Both the city and county of Los Angeles have developed guidelines for property owners who wish to reinforce the structures. The guidelines are voluntary unless a building is substantially remodeled.
At the state level, regulators have required many hospitals made of non-ductile concrete to be retrofitted, but fear of a backlash from owners has kept most legislators from pushing similar measures for office buildings and schools, said Dan Shapiro, a structural engineer on the California Seismic Safety Commission, and the panel’s former chairman.
“There’s a general hesitation about any kind of retroactive code requirement that requires owners of buildings to spend a great deal of money,” Shapiro said.
“I think it should be required.... It’s a danger to life.”
The Office of State Architect did examine public school buildings to see which ones were made of non-ductile concrete, but officials are releasing the information only to individual school districts, and only if they request it. The information is not being released to the public.

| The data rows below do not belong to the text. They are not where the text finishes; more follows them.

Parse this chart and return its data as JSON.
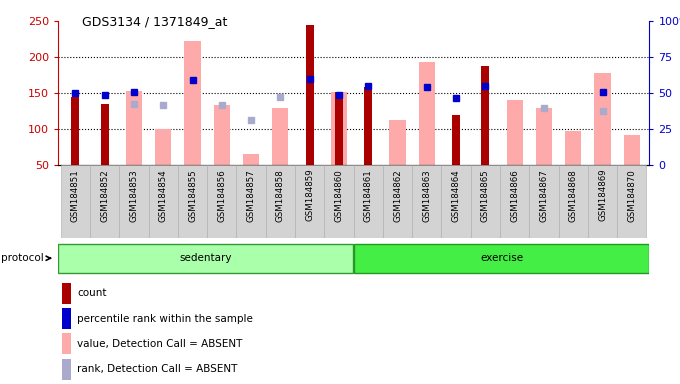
{
  "title": "GDS3134 / 1371849_at",
  "samples": [
    "GSM184851",
    "GSM184852",
    "GSM184853",
    "GSM184854",
    "GSM184855",
    "GSM184856",
    "GSM184857",
    "GSM184858",
    "GSM184859",
    "GSM184860",
    "GSM184861",
    "GSM184862",
    "GSM184863",
    "GSM184864",
    "GSM184865",
    "GSM184866",
    "GSM184867",
    "GSM184868",
    "GSM184869",
    "GSM184870"
  ],
  "count_values": [
    145,
    135,
    null,
    null,
    null,
    null,
    null,
    null,
    245,
    152,
    158,
    null,
    null,
    120,
    188,
    null,
    null,
    null,
    null,
    null
  ],
  "absent_value_values": [
    null,
    null,
    153,
    100,
    222,
    133,
    65,
    130,
    null,
    152,
    null,
    113,
    193,
    null,
    null,
    140,
    130,
    97,
    178,
    92
  ],
  "rank_present_values": [
    150,
    148,
    152,
    null,
    168,
    null,
    null,
    null,
    170,
    148,
    160,
    null,
    158,
    143,
    160,
    null,
    null,
    null,
    152,
    null
  ],
  "rank_absent_values": [
    null,
    null,
    135,
    133,
    null,
    133,
    112,
    145,
    null,
    null,
    null,
    null,
    null,
    null,
    null,
    null,
    130,
    null,
    125,
    null
  ],
  "sedentary_count": 10,
  "exercise_count": 10,
  "ylim_left": [
    50,
    250
  ],
  "ylim_right": [
    0,
    100
  ],
  "yticks_left": [
    50,
    100,
    150,
    200,
    250
  ],
  "yticks_right": [
    0,
    25,
    50,
    75,
    100
  ],
  "left_axis_color": "#cc0000",
  "right_axis_color": "#0000cc",
  "count_color": "#aa0000",
  "absent_value_color": "#ffaaaa",
  "rank_present_color": "#0000cc",
  "rank_absent_color": "#aaaacc",
  "sedentary_color": "#aaffaa",
  "exercise_color": "#44ee44",
  "grid_ticks": [
    100,
    150,
    200
  ],
  "bar_width": 0.55,
  "count_bar_width": 0.28,
  "legend_labels": [
    "count",
    "percentile rank within the sample",
    "value, Detection Call = ABSENT",
    "rank, Detection Call = ABSENT"
  ],
  "legend_colors": [
    "#aa0000",
    "#0000cc",
    "#ffaaaa",
    "#aaaacc"
  ]
}
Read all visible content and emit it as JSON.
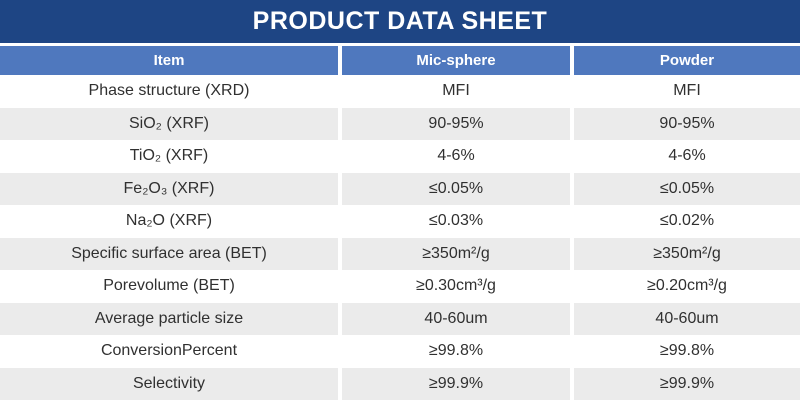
{
  "banner": {
    "title": "PRODUCT DATA SHEET"
  },
  "table": {
    "columns": [
      "Item",
      "Mic-sphere",
      "Powder"
    ],
    "rows": [
      {
        "item": "Phase structure (XRD)",
        "mic_sphere": "MFI",
        "powder": "MFI"
      },
      {
        "item": "SiO₂ (XRF)",
        "mic_sphere": "90-95%",
        "powder": "90-95%"
      },
      {
        "item": "TiO₂ (XRF)",
        "mic_sphere": "4-6%",
        "powder": "4-6%"
      },
      {
        "item": "Fe₂O₃ (XRF)",
        "mic_sphere": "≤0.05%",
        "powder": "≤0.05%"
      },
      {
        "item": "Na₂O (XRF)",
        "mic_sphere": "≤0.03%",
        "powder": "≤0.02%"
      },
      {
        "item": "Specific surface area (BET)",
        "mic_sphere": "≥350m²/g",
        "powder": "≥350m²/g"
      },
      {
        "item": "Porevolume (BET)",
        "mic_sphere": "≥0.30cm³/g",
        "powder": "≥0.20cm³/g"
      },
      {
        "item": "Average particle size",
        "mic_sphere": "40-60um",
        "powder": "40-60um"
      },
      {
        "item": "ConversionPercent",
        "mic_sphere": "≥99.8%",
        "powder": "≥99.8%"
      },
      {
        "item": "Selectivity",
        "mic_sphere": "≥99.9%",
        "powder": "≥99.9%"
      }
    ]
  },
  "colors": {
    "banner_bg": "#1E4584",
    "header_bg": "#4F78BE",
    "row_alt_bg": "#EBEBEB",
    "row_bg": "#FFFFFF",
    "text": "#303030",
    "header_text": "#FFFFFF"
  }
}
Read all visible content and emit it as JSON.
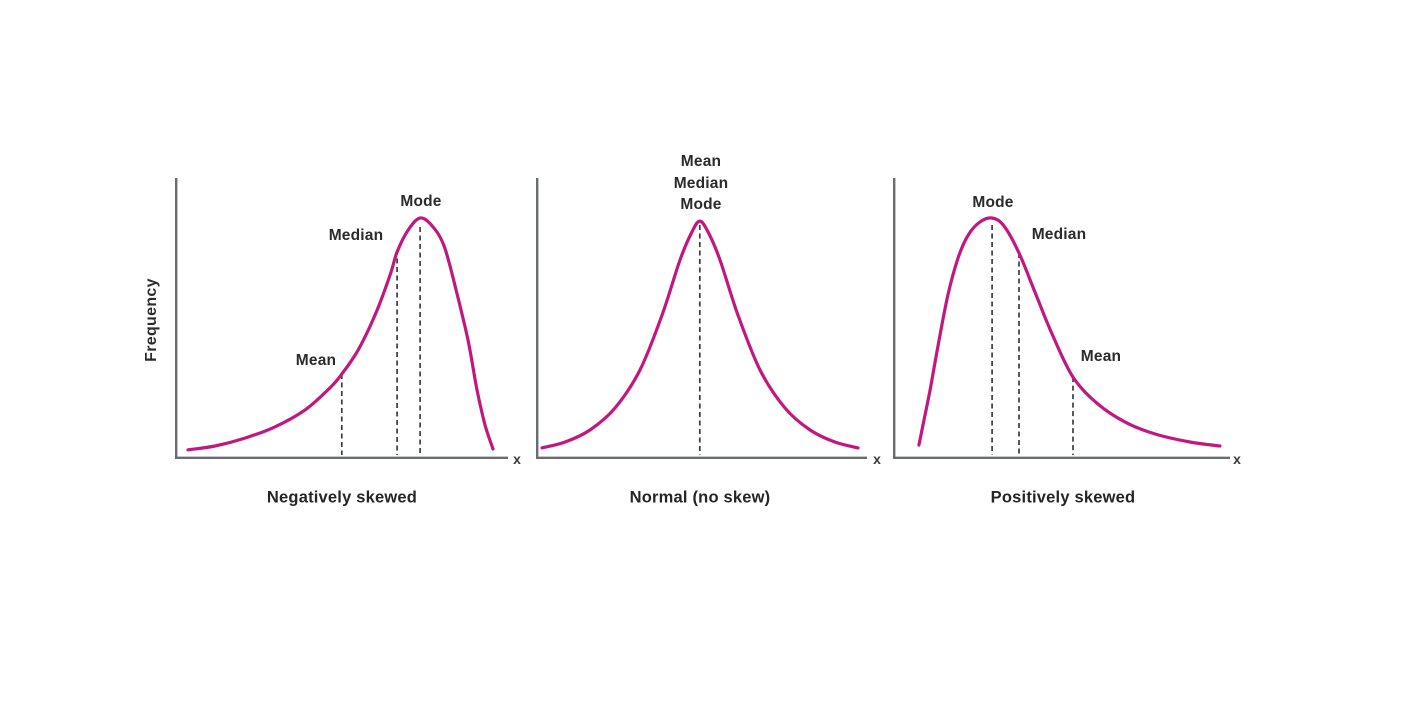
{
  "colors": {
    "curve": "#c2187e",
    "axis": "#6a6d70",
    "dash": "#3c3c3c",
    "text": "#2b2b2b",
    "background": "#ffffff"
  },
  "y_axis_label": "Frequency",
  "chart_data": [
    {
      "type": "line",
      "title": "Negatively skewed",
      "skew": "negative",
      "xlabel": "x",
      "ylabel": "Frequency",
      "grid": false,
      "curve": [
        [
          0.039,
          0.971
        ],
        [
          0.12,
          0.957
        ],
        [
          0.21,
          0.929
        ],
        [
          0.3,
          0.889
        ],
        [
          0.39,
          0.829
        ],
        [
          0.465,
          0.75
        ],
        [
          0.501,
          0.7
        ],
        [
          0.55,
          0.614
        ],
        [
          0.601,
          0.489
        ],
        [
          0.646,
          0.346
        ],
        [
          0.667,
          0.264
        ],
        [
          0.7,
          0.186
        ],
        [
          0.736,
          0.143
        ],
        [
          0.772,
          0.171
        ],
        [
          0.808,
          0.243
        ],
        [
          0.844,
          0.4
        ],
        [
          0.88,
          0.579
        ],
        [
          0.907,
          0.757
        ],
        [
          0.931,
          0.882
        ],
        [
          0.955,
          0.968
        ]
      ],
      "markers": [
        {
          "label": "Mean",
          "x": 0.501,
          "line_top": 0.7,
          "order": "Mean < Median < Mode"
        },
        {
          "label": "Median",
          "x": 0.667,
          "line_top": 0.257
        },
        {
          "label": "Mode",
          "x": 0.736,
          "line_top": 0.175
        }
      ]
    },
    {
      "type": "line",
      "title": "Normal (no skew)",
      "skew": "none",
      "xlabel": "x",
      "grid": false,
      "curve": [
        [
          0.018,
          0.964
        ],
        [
          0.088,
          0.943
        ],
        [
          0.163,
          0.9
        ],
        [
          0.239,
          0.821
        ],
        [
          0.314,
          0.686
        ],
        [
          0.381,
          0.489
        ],
        [
          0.435,
          0.293
        ],
        [
          0.471,
          0.193
        ],
        [
          0.495,
          0.154
        ],
        [
          0.52,
          0.193
        ],
        [
          0.556,
          0.293
        ],
        [
          0.61,
          0.489
        ],
        [
          0.677,
          0.686
        ],
        [
          0.752,
          0.821
        ],
        [
          0.828,
          0.9
        ],
        [
          0.903,
          0.943
        ],
        [
          0.973,
          0.964
        ]
      ],
      "peak_labels": [
        "Mean",
        "Median",
        "Mode"
      ],
      "markers": [
        {
          "label": "Mean = Median = Mode",
          "x": 0.495,
          "line_top": 0.168
        }
      ]
    },
    {
      "type": "line",
      "title": "Positively skewed",
      "skew": "positive",
      "xlabel": "x",
      "grid": false,
      "curve": [
        [
          0.077,
          0.954
        ],
        [
          0.092,
          0.864
        ],
        [
          0.11,
          0.757
        ],
        [
          0.134,
          0.596
        ],
        [
          0.163,
          0.418
        ],
        [
          0.193,
          0.286
        ],
        [
          0.223,
          0.204
        ],
        [
          0.258,
          0.157
        ],
        [
          0.294,
          0.143
        ],
        [
          0.329,
          0.171
        ],
        [
          0.374,
          0.268
        ],
        [
          0.421,
          0.407
        ],
        [
          0.472,
          0.557
        ],
        [
          0.534,
          0.711
        ],
        [
          0.608,
          0.807
        ],
        [
          0.688,
          0.871
        ],
        [
          0.777,
          0.914
        ],
        [
          0.881,
          0.943
        ],
        [
          0.97,
          0.957
        ]
      ],
      "markers": [
        {
          "label": "Mode",
          "x": 0.294,
          "line_top": 0.168,
          "order": "Mode < Median < Mean"
        },
        {
          "label": "Median",
          "x": 0.374,
          "line_top": 0.268
        },
        {
          "label": "Mean",
          "x": 0.534,
          "line_top": 0.711
        }
      ]
    }
  ]
}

L.A. Unified is one of just 70 of the state’s 1,400 districts that have asked for the addresses of education buildings made of non-ductile concrete, according to the California Seismic Safety Commission.
In a worst-case scenario, if all of the district’s buildings needed to be replaced, the cost would be about $1 billion, said Richard Luke, who is in charge of building design standards for the LAUSD.
But Luke said the district has not yet begun assessing the buildings to see whether they are stable. Nor has it made plans to retrofit them.
A number of L.A. school buildings were retrofitted after the Northridge quake, at a cost of about $22 million, but district officials have not yet checked to see if any of them were on the state’s list of non-ductile concrete schools, Luke said.
“I haven’t been able to assign somebody to take those two lists and line them up,” said Luke. He said he hoped to do so within the next year.
John Kelly, a structural engineer who is deputy director of the Los Angeles County Department of Public Works, said non-ductile concrete buildings should either be retrofitted or “put out of service.”
“The opposition is very strong, and they’re hard to convince,” Kelly said.
“Just like the many people in New Orleans who were hard to convince that the levees should have been upgraded -- until disaster struck.”